RAL Tier1 Operations Report for 22nd December 2010

Review of Issues during the week from 15th to 22nd December 2010.

  • Intermittent problems has been seen by CMS in the connectivity of worker nodes with their squids were reported last week. The cause has been traced to a configuration which required that each file access needs a DNS lookup of the name of the CERN peered server. This has now been corrected.
  • An Alice tape broke. It had some 12,000 files on it, of which around 4,000 were recovered from the staging disk. Alice have been informed.
  • Thursday 16th - Late afternoon we failed a LHCb VO SAM test on srm-lhcb. The cause was the Castor JobManager which had stopped responding (although the process was running fine.)
  • Thursday 16th - A failed transceiver was found (and replaced) on one of the pair of uplinks from switch stack 13. For some time we had been running with only one of the pair of links working.
  • Friday 17th Dec. One call-out for gdss70 (LHCbMDST) failed with file system errors. There were no un-migrated files on the server and it remains out of production for investigation.
  • Friday 17th Dec. Overnight we saw a very high rate of access to Castor by Atlas and we failed a lot of transfers with the Castor scheduler (LSF) struggling. Atlas blacklisted the UK cloud. The number of FTS transfers and total batch jobs were throttled back and the situation was recovered.
  • GDSS357 (CMSFarmRead) failed overnight Saturday/Sunday (18/19 December). The hardware fault is being followed up with the vendor.
  • The rolling update of microcode on the tape drives was completed (second half done Tuesday 21st December)
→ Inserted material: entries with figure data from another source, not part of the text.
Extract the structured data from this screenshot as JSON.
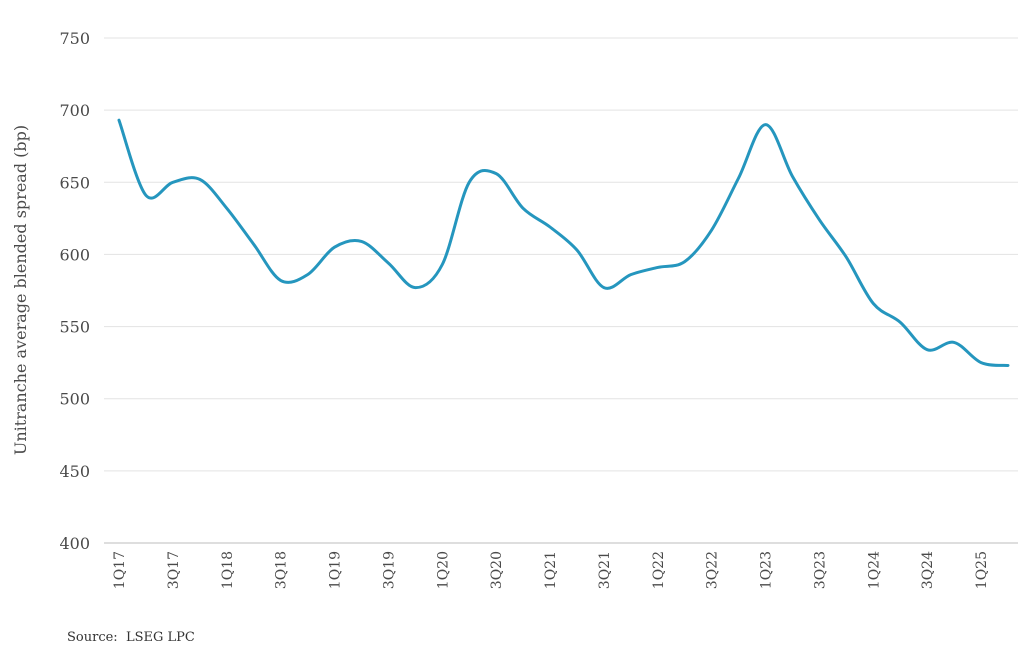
{
  "chart_data": {
    "type": "line",
    "title": "",
    "xlabel": "",
    "ylabel": "Unitranche average blended spread (bp)",
    "ylim": [
      400,
      750
    ],
    "yticks": [
      400,
      450,
      500,
      550,
      600,
      650,
      700,
      750
    ],
    "grid": true,
    "legend": "none",
    "line_color": "#2596be",
    "x_tick_labels": [
      "1Q17",
      "3Q17",
      "1Q18",
      "3Q18",
      "1Q19",
      "3Q19",
      "1Q20",
      "3Q20",
      "1Q21",
      "3Q21",
      "1Q22",
      "3Q22",
      "1Q23",
      "3Q23",
      "1Q24",
      "3Q24",
      "1Q25"
    ],
    "categories": [
      "1Q17",
      "2Q17",
      "3Q17",
      "4Q17",
      "1Q18",
      "2Q18",
      "3Q18",
      "4Q18",
      "1Q19",
      "2Q19",
      "3Q19",
      "4Q19",
      "1Q20",
      "2Q20",
      "3Q20",
      "4Q20",
      "1Q21",
      "2Q21",
      "3Q21",
      "4Q21",
      "1Q22",
      "2Q22",
      "3Q22",
      "4Q22",
      "1Q23",
      "2Q23",
      "3Q23",
      "4Q23",
      "1Q24",
      "2Q24",
      "3Q24",
      "4Q24",
      "1Q25",
      "2Q25"
    ],
    "series": [
      {
        "values": [
          693,
          641,
          650,
          652,
          632,
          607,
          582,
          586,
          605,
          609,
          594,
          577,
          593,
          650,
          656,
          632,
          619,
          603,
          577,
          586,
          591,
          595,
          617,
          653,
          690,
          654,
          624,
          598,
          566,
          553,
          534,
          539,
          525,
          523
        ]
      }
    ]
  },
  "source": "Source:  LSEG LPC"
}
Current operational status and issues.

  • Problems with a particular batch of disk servers that has been responsible for a significant number of disk server failures: These servers are being drained and taken out of use. This process is well underway and expected to compete within the next week or so.
  • Transformer TX2 in R89 is still out of use.

Declared in the GOC DB

  • 17/18 January: Upgrade to 64-bit OS on Castor disk servers for Atlas.

Advanced warning:

The following items are being discussed and are still to be formally scheduled:

  • Application of kernel update to batch server (some small risk to batch services).
  • Upgrade to 64-bit OS on Castor disk servers to resolve checksumming problem. Possible dates for this are:
    • CMS - Late January or Early February 2011.
  • 22/23 January. Weekend power outage in Atlas building (leading to "At Risk").
  • Increase shared memory for OGMA, LUGH & SOMNUS (rolling change).
  • Address permissions problem regarding Atlas User access to all Atlas data.
  • Upgrade all Oracle databases from version 10.2.0.4 to 10.2.0.5 (assuming this upgrade goes OK at CERN).

Plans for Christmas and New Year Holidays

The Tier1 will remain up over the holiday. Details of the plans have been published via a blog entry at:

http://www.gridpp.rl.ac.uk/blog/2010/12/10/ral-tier1-%E2%80%93-plans-for-christmas-holiday/

Entries in GOC DB starting between 15th and 22nd December 2010.

  • None.